For quite some time, the Digital Divide has been a term describing the existing gap between the “Haves” and “Have-Nots” — pertaining to access to technology. Essentially, the Digital Divide classifies people all over the world into two classes: those who have access to and know how to use digital technologies, and those who don’t (to read more, go to the Digital Divide Network).
The more I work with kids, however, I feel there are really three classes that need our attention:
Class I: this is the class of students who have digital access, at school and maybe at home– who are creators, producers, problem-solvers, etc., who have been given the opportunity to work with educators in digital environments. They have had guidance concerning how to use these tools responsibly (from educators and parents); and at some level, this class of students understands the implications of what they create and publish for the world to see. These students work in digital environments in and outside of the classroom and view their digital experiences as learning, socializing, and global responsibility opportunities. In some cases, these students also will have had an opportunity to learn about a healthy balance of “plugged in” time vs. “unplugged.”

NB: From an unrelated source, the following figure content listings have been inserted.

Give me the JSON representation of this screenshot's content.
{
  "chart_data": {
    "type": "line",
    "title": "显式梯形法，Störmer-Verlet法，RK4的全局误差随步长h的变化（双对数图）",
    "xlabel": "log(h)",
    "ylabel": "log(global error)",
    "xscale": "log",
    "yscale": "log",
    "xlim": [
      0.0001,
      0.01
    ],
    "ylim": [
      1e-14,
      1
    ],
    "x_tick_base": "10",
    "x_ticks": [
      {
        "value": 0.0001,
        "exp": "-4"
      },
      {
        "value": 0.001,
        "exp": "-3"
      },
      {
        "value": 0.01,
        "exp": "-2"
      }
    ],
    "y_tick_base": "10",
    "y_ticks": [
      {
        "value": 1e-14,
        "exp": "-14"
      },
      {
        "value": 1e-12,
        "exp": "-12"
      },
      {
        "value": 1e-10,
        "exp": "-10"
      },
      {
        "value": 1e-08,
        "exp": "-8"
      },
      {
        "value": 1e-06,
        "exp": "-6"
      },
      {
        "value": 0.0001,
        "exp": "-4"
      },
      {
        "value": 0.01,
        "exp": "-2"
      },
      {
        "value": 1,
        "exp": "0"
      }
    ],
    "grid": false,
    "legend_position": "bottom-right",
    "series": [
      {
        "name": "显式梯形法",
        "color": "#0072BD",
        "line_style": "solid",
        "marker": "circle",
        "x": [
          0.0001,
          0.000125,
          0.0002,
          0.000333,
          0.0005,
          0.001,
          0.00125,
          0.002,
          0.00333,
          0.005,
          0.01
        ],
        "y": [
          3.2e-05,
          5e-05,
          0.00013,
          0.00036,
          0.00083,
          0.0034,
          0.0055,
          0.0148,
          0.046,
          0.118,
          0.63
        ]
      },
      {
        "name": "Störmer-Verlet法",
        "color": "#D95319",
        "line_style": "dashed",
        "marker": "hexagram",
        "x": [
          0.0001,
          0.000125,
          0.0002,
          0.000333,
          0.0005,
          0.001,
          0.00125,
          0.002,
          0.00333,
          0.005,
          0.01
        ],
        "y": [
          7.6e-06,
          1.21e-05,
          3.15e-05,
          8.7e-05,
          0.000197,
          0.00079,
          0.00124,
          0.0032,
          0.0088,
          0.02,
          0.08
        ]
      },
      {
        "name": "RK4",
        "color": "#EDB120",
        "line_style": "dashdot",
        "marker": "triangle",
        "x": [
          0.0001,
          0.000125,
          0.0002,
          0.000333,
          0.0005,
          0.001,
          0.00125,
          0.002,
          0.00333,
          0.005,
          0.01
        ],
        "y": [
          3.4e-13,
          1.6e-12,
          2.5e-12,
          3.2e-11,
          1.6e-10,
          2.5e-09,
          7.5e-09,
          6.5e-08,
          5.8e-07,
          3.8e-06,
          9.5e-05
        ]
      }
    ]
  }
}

Class II: these students also have access to digital environments, but have had less guidance from adults as to best digital practices. In their schools, their personal digital devices (e.g., cell phones, mp3 players) are usually banned, and computer use and web access is most often viewed as a reward rather than the norm. Academically speaking, this class of students will use web resources for research, but are usually digitally unaware of validity and reliability of said resources. There is little to no guidance for this class of students, either at school or at home, about what is acceptable, appropriate, and responsible behavior on the web. Their view of digital environments is generally limited to socializing opportunities… envision a social networking page with multiple inappropriate comments, photos, and videos. These students tend to stay “plugged in” more than their Class I counterparts. Although this class of students has digital access, these students probably will not have the advantages and preparation for post-secondary education and adult life that the Class I students will have.
Class III: these students do not have digital access at home. If their schools do not provide the proper balance, these students are often cheated of digital experiences entirely. In schools where technology is viewed as an extra or as a privilege, many of these students fall behind at extraordinary rates. They do not create, publish, produce, or problem-solve in digital environments, and they are usually relegated to the state of consumer in the classroom. Higher-level thinking skills are only nurtured within this group by outstanding classroom teachers; however, without the digital experiences, this group is so far behind the Class I students, they may face an unsurmountable disadvantage as adults in the 21st Century.
This post is not promoting an initiative for all schools to add a 1:1 laptop ratio into every classroom, assuming that a laptop is the panacea for the Digital Divide. Nor is it an assumption that students can’t learn higher level thinking skills without technology. Think, however, about the following examples:
Jack: has access in school and at home, has a web-enabled cell phone he is allowed to use to find answers and to communicate with the world around him, has parents who set reasonable limits for the time he spends “plugged in” and have guided him about responsible behavior. Jack creates his own podcasts about how to use digital video editing software, writes his own blog about the upcoming US elections, and creates public service announcement videos for teens that may be seen on YouTube and sometimes even local television stations.
Brittany: covertly text messages her friends during classes at school- where cell phones are banned, populates her MySpace page with provocative photos of herself and her friends, chats with strangers online and pretends she is much older than she truly is, publishes her cell phone number and home address on all her social networking sites, and writes a research-based paper for her science class on global warming using only the first five returns on Google. Brittany has no limitations on how much time she spends “plugged in.”
Delanie: Delanie does not have a cell phone or a computer at home with internet access. The only time she has any digital experiences is when her classroom teacher takes the entire class to the computer lab. There are some computers in her classroom, but she has a more difficult time in school than her peers and it takes her longer to finish classwork. The computer in this classroom is a privilege and may be used only after worksheets are completed and turned in to the teacher… with no mistakes. Delanie has no idea about the world of blogs, wikis, podcasts, etc., except for what she hears other kids talk about.
Do you know students like Jake, Brittany, and Delanie? Would it surprise you to know that, even though I changed their names, these examples are students I actually know?
How would you classify your own students? What can you do to help bridge their Digital Divide?